Inspirador filme sobre el poder del amor y la oración

La cinta se beneficia de sólidas interpretaciones en manos del elenco central, particularmente el joven puertorriqueño Marcel Ruiz

Por Félix Caraballo

Para mediados del siglo pasado,  las grandes casas productoras se aprovechaban del fervor religioso en las masas para filmar películas con mensajes cristianos en su narrativa. De ahí surgieron proyectos como The Ten Commandments, The Robe y Ben Hur, protagonizadas por grandes figuras de la época. 

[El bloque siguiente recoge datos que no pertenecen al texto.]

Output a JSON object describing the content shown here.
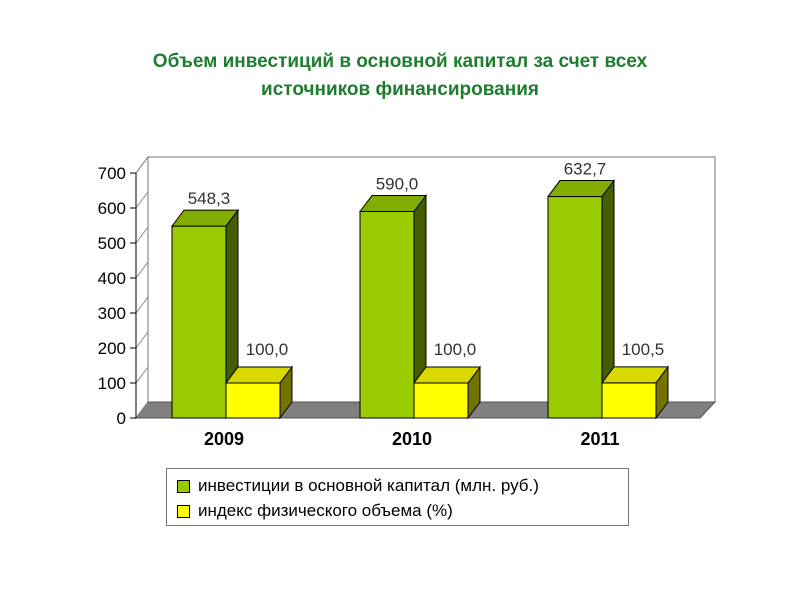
{
  "title": {
    "line1": "Объем инвестиций в основной капитал за счет всех",
    "line2": "источников финансирования"
  },
  "colors": {
    "investments": "#99cc00",
    "index": "#ffff00",
    "title": "#1e7d2e"
  },
  "chart_data": {
    "type": "bar",
    "categories": [
      "2009",
      "2010",
      "2011"
    ],
    "series": [
      {
        "name": "инвестиции в основной капитал (млн. руб.)",
        "values": [
          548.3,
          590.0,
          632.7
        ],
        "labels": [
          "548,3",
          "590,0",
          "632,7"
        ]
      },
      {
        "name": "индекс физического объема (%)",
        "values": [
          100.0,
          100.0,
          100.5
        ],
        "labels": [
          "100,0",
          "100,0",
          "100,5"
        ]
      }
    ],
    "ylim": [
      0,
      700
    ],
    "yticks": [
      "0",
      "100",
      "200",
      "300",
      "400",
      "500",
      "600",
      "700"
    ],
    "legend_position": "bottom",
    "grid": false,
    "three_d": true
  }
}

No es hasta 2004 que el fenómeno de The Passion of the Christ reabrió una puerta para que los estudios reconocieran el poder taquillero de este grupo demográfico,  que obligó a desarrollar proyectos con significativos presupuestos contratando a actores de renombre, para no solo alcanzar a un público religioso,  sino expandir su acercamiento a todo tipo de público. 

Hoy llega a nuestras pantallas una propuesta de 20th Century Fox que ha continuado esta exitosa tendencia de cintas como Miracles from Heaven, God´s Not Dead y Courageous, entre otras, que cuentan con moderada factura y han generado buenos ingresos. 

Breakthrough presenta la inspiradora historia basada en la vida real sobre un adolescente que cae en un río helado mientras jugaba con unos amigos y queda sumergido en las gélidas aguas por más de 15 minutos.  Son la inquebrantable fe y el amor de su madre lo que va a regresarle la vida al cuerpo del joven. Su poderosa convicción cristiana va a provocar que una comunidad, junto al apoyo de su iglesia, se unan en oración para enfrentar el complicado camino a la recuperación.  Chrissy Metz (This Is Us), en una excelente interpretación que estrujara el corazón al más duro,  personifica a una madre que se niega a rendirse, y junto a su esposo (Josh Lucas) y el pastor de su iglesia (Topher Grace), quitan del medio todo obstáculo para ayudar al joven. 

 

La cinta se beneficia de sólidas interpretaciones en manos del elenco central, particularmente el joven puertorriqueño Marcel Ruiz (One Day at a Time),  quien se adentra en la piel de John Smith de forma convincente como un adolescente que tiene sus traumas y trata de canalizarlos en el baloncesto y desafiando a sus padres. 

El guion tropieza en algunos momentos dejando algunas de las historias paralelas incompletas, como la del bombero rescatista (Mike Colter) que saca del agua al joven y a quien este evento le provoca una crisis de fe; y los traumas de John, que son abandonados una vez queda preso de su cuerpo luego del accidente.  Sin entrar en el debate de religión versus ciencia,  el “milagro” es explicado por el médico especialista (Dennis Haysbert) en una conmovedora interpretación, y quien claramente representa la postura médico-científica, mientras que el poder del amor y la fe queda representado en los familiares y amigos de John.    

Una de las fallas de esta cinta, que se repite en las cintas de este subgénero, es un predecible final que intenta manipular al espectador con el acostumbrado discurso cristiano. Sin embargo,  resulta irresistible sucumbir ante la buena intención de sus realizadores de presentar una conmovedora historia que, aunque centrada en la fe cristiana,  empujará a escépticos y creyentes a reflexionar sobre la fragilidad de la vida y el poder del amor y la familia.